In more technical terms, its own qubits will actually maintain their own coherence much longer. This particular update will allow users to be able to solve larger problems with a greater deal of precision as well as higher probability of correctness due to the new fabrication process that is being used.

D-Wave also provides a number of developer tools that it calls Ocean. In the previous iterations, Ocean has actually allowed a number of people to take a step back from directly having to control the hardware. If a problem could be expressed as quadratic unconstrained binary optimization or QUBO, Ocean could easily produce the commands that are needed to run the problem on the optimizer.

Read Also: Quantum computing: Is it real or is it hype?

Problems with QUBO

D-Wave notes that this is a hybrid problem solver since Ocean could also use classical computing in order to optimize the QUBO before its execution. The problem, as of the moment, is that not everyone that might want to try out D-Wave hardware could be familiar with QUBO or know how to express their own problems as QUBO. Another problem could also be the price, as D-Wave's 2,000 Qubit quantum computer sold for a whopping $15 million.
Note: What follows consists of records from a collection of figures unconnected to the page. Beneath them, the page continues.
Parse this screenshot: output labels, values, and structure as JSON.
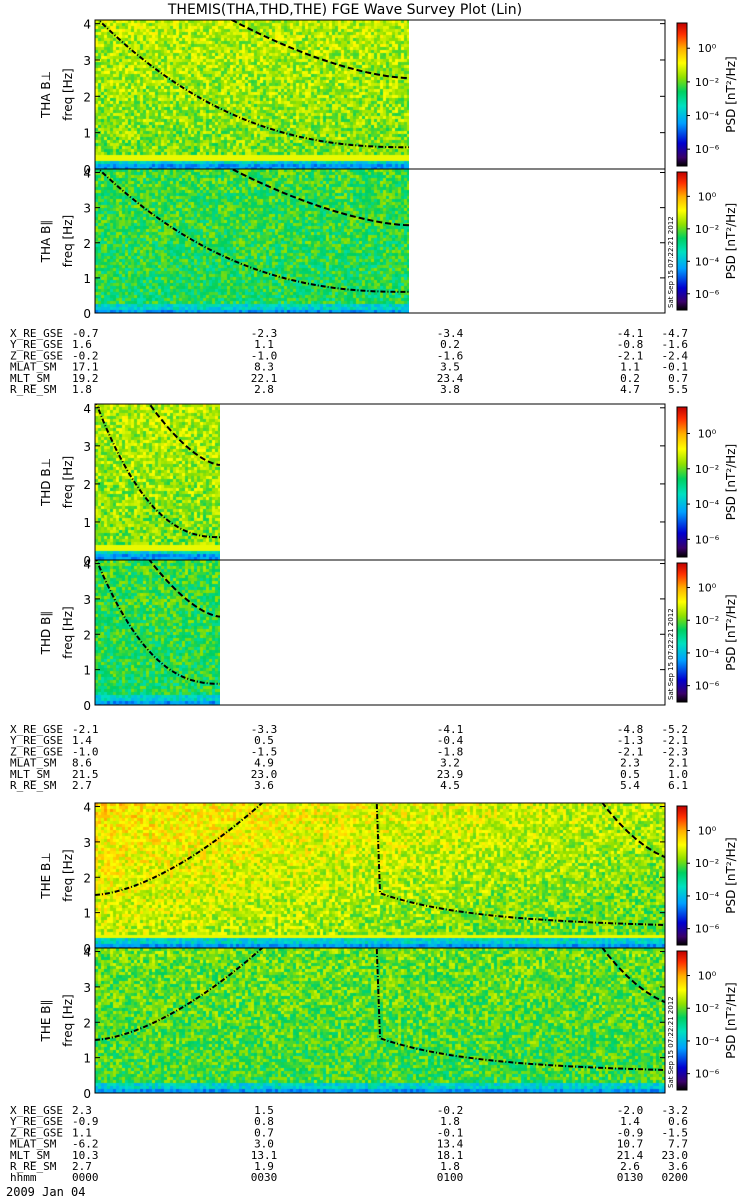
{
  "title": "THEMIS(THA,THD,THE) FGE Wave Survey Plot (Lin)",
  "y_axis_label": "freq [Hz]",
  "colorbar_label": "PSD [nT²/Hz]",
  "colorbar_ticks": [
    "10⁰",
    "10⁻²",
    "10⁻⁴",
    "10⁻⁶"
  ],
  "colorbar_log_range": [
    -7,
    1.5
  ],
  "colorbar_tick_exponents": [
    0,
    -2,
    -4,
    -6
  ],
  "stamp": "Sat Sep 15 07:22:21 2012",
  "chart_data": [
    {
      "type": "heatmap",
      "panel": "THA B⊥",
      "probe": "THA",
      "ylabel": "THA B⊥",
      "ylim": [
        0,
        4.1
      ],
      "y_ticks": [
        0,
        1,
        2,
        3,
        4
      ],
      "x_data_fraction": 0.55,
      "ephemeris_group": 0
    },
    {
      "type": "heatmap",
      "panel": "THA B∥",
      "probe": "THA",
      "ylabel": "THA B∥",
      "ylim": [
        0,
        4.1
      ],
      "y_ticks": [
        0,
        1,
        2,
        3,
        4
      ],
      "x_data_fraction": 0.55,
      "ephemeris_group": 0
    },
    {
      "type": "heatmap",
      "panel": "THD B⊥",
      "probe": "THD",
      "ylabel": "THD B⊥",
      "ylim": [
        0,
        4.1
      ],
      "y_ticks": [
        0,
        1,
        2,
        3,
        4
      ],
      "x_data_fraction": 0.22,
      "ephemeris_group": 1
    },
    {
      "type": "heatmap",
      "panel": "THD B∥",
      "probe": "THD",
      "ylabel": "THD B∥",
      "ylim": [
        0,
        4.1
      ],
      "y_ticks": [
        0,
        1,
        2,
        3,
        4
      ],
      "x_data_fraction": 0.22,
      "ephemeris_group": 1
    },
    {
      "type": "heatmap",
      "panel": "THE B⊥",
      "probe": "THE",
      "ylabel": "THE B⊥",
      "ylim": [
        0,
        4.1
      ],
      "y_ticks": [
        0,
        1,
        2,
        3,
        4
      ],
      "x_data_fraction": 1.0,
      "ephemeris_group": 2
    },
    {
      "type": "heatmap",
      "panel": "THE B∥",
      "probe": "THE",
      "ylabel": "THE B∥",
      "ylim": [
        0,
        4.1
      ],
      "y_ticks": [
        0,
        1,
        2,
        3,
        4
      ],
      "x_data_fraction": 1.0,
      "ephemeris_group": 2
    }
  ],
  "ephemeris": [
    {
      "rows": [
        {
          "label": "X_RE_GSE",
          "values": [
            "-0.7",
            "-2.3",
            "-3.4",
            "-4.1",
            "-4.7"
          ]
        },
        {
          "label": "Y_RE_GSE",
          "values": [
            "1.6",
            "1.1",
            "0.2",
            "-0.8",
            "-1.6"
          ]
        },
        {
          "label": "Z_RE_GSE",
          "values": [
            "-0.2",
            "-1.0",
            "-1.6",
            "-2.1",
            "-2.4"
          ]
        },
        {
          "label": "MLAT_SM",
          "values": [
            "17.1",
            "8.3",
            "3.5",
            "1.1",
            "-0.1"
          ]
        },
        {
          "label": "MLT_SM",
          "values": [
            "19.2",
            "22.1",
            "23.4",
            "0.2",
            "0.7"
          ]
        },
        {
          "label": "R_RE_SM",
          "values": [
            "1.8",
            "2.8",
            "3.8",
            "4.7",
            "5.5"
          ]
        }
      ]
    },
    {
      "rows": [
        {
          "label": "X_RE_GSE",
          "values": [
            "-2.1",
            "-3.3",
            "-4.1",
            "-4.8",
            "-5.2"
          ]
        },
        {
          "label": "Y_RE_GSE",
          "values": [
            "1.4",
            "0.5",
            "-0.4",
            "-1.3",
            "-2.1"
          ]
        },
        {
          "label": "Z_RE_GSE",
          "values": [
            "-1.0",
            "-1.5",
            "-1.8",
            "-2.1",
            "-2.3"
          ]
        },
        {
          "label": "MLAT_SM",
          "values": [
            "8.6",
            "4.9",
            "3.2",
            "2.3",
            "2.1"
          ]
        },
        {
          "label": "MLT_SM",
          "values": [
            "21.5",
            "23.0",
            "23.9",
            "0.5",
            "1.0"
          ]
        },
        {
          "label": "R_RE_SM",
          "values": [
            "2.7",
            "3.6",
            "4.5",
            "5.4",
            "6.1"
          ]
        }
      ]
    },
    {
      "rows": [
        {
          "label": "X_RE_GSE",
          "values": [
            "2.3",
            "1.5",
            "-0.2",
            "-2.0",
            "-3.2"
          ]
        },
        {
          "label": "Y_RE_GSE",
          "values": [
            "-0.9",
            "0.8",
            "1.8",
            "1.4",
            "0.6"
          ]
        },
        {
          "label": "Z_RE_GSE",
          "values": [
            "1.1",
            "0.7",
            "-0.1",
            "-0.9",
            "-1.5"
          ]
        },
        {
          "label": "MLAT_SM",
          "values": [
            "-6.2",
            "3.0",
            "13.4",
            "10.7",
            "7.7"
          ]
        },
        {
          "label": "MLT_SM",
          "values": [
            "10.3",
            "13.1",
            "18.1",
            "21.4",
            "23.0"
          ]
        },
        {
          "label": "R_RE_SM",
          "values": [
            "2.7",
            "1.9",
            "1.8",
            "2.6",
            "3.6"
          ]
        },
        {
          "label": "hhmm",
          "values": [
            "0000",
            "0030",
            "0100",
            "0130",
            "0200"
          ]
        }
      ]
    }
  ],
  "date_label": "2009 Jan 04"
}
The new version of Ocean will reportedly allow another layer of abstraction by allowing problems to be sent directly to the system in the format that is typically used by certain people who tend to solve those particular sorts of problems. If it does work out, however, this could then eliminate a huge roadblock that could keep people from testing whether D-Wave's own hardware would offer a speed-up on their own problems.